Right now, 3D printers use a limited number of materials and there are significant challenges to incorporating electronics.
While incorporating conductive ink into the 3D printing process would seem straightforward, one major problem that has flummoxed engineers, Wicker said, is the ink has to be cured at a very high temperature. That makes it incompatible with most materials used by 3D printers, like plastics.
Most recently, the Keck Center was recently awarded a $2.2-million federal grant to develop new 3D printers for aerospace systems, according to Espalin.
Osegueda is reorganizing UTEP’s technology transfer office, which manages and protects the university’s intellectual property. He said the volume of work has increased and the patenting process become more sophisticated.
“The university is truly committed to putting serious technology transfer operations on the campus,” Osegueda said.
When a faculty member decides to patent an idea, their first step is to disclose the idea at UTEP’s tech transfer office. UTEP then completes market research and a patent search to make sure somebody else hasn’t already patented the invention.
Eventually lawyers file a patent application, and then there is often a back and forth between the lawyers and the U.S. Patent Office.
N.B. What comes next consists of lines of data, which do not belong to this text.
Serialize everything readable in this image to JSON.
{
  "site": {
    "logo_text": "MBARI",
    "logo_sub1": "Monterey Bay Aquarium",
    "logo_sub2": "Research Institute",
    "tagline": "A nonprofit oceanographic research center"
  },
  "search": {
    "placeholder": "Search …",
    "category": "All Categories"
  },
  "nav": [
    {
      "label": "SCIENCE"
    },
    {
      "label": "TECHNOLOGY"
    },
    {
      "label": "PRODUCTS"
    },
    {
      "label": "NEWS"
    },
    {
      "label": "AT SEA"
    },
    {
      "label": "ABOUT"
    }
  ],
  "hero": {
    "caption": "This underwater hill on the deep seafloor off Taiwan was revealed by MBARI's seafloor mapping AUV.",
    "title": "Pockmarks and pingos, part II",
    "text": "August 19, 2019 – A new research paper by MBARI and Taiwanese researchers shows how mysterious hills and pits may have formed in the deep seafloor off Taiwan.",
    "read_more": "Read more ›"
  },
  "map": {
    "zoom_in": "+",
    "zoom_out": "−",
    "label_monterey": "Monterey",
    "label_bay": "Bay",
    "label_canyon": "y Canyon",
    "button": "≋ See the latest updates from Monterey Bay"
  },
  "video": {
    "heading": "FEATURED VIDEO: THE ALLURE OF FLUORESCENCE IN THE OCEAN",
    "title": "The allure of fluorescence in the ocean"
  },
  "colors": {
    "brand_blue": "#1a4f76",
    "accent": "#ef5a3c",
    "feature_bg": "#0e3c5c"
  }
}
The entire process, Osegueda said, has taken as long as seven years from the first disclosure to a patent being issued. In the end, the patent is owned by the UT System, but the inventor receives as much as 50 percent of the royalties.
“We are always spending a lot more on this activity than we get in revenues, so it is very easy for universities to say we are not going to have technology transfer operations,” Osegueda said.
Overall, UTEP now has about 520 tenured and tenure track faculty, according to Osegueda. Of those, 300 are engaged in grant writing and, of those, about 280 have grants. Altogether, they submit about 600 grant proposals per year.
On average, each faculty member brings in $120,000 per year in external research expenditures.
So what happens to 3D parts that have been to space?
Some of them go to England. The printed electronics that UTEP engineers made for a miniature CubeSat satellite that was launched in November are now on display at the Science Museum of London. The exhibit is called “3D: Printing the Future.”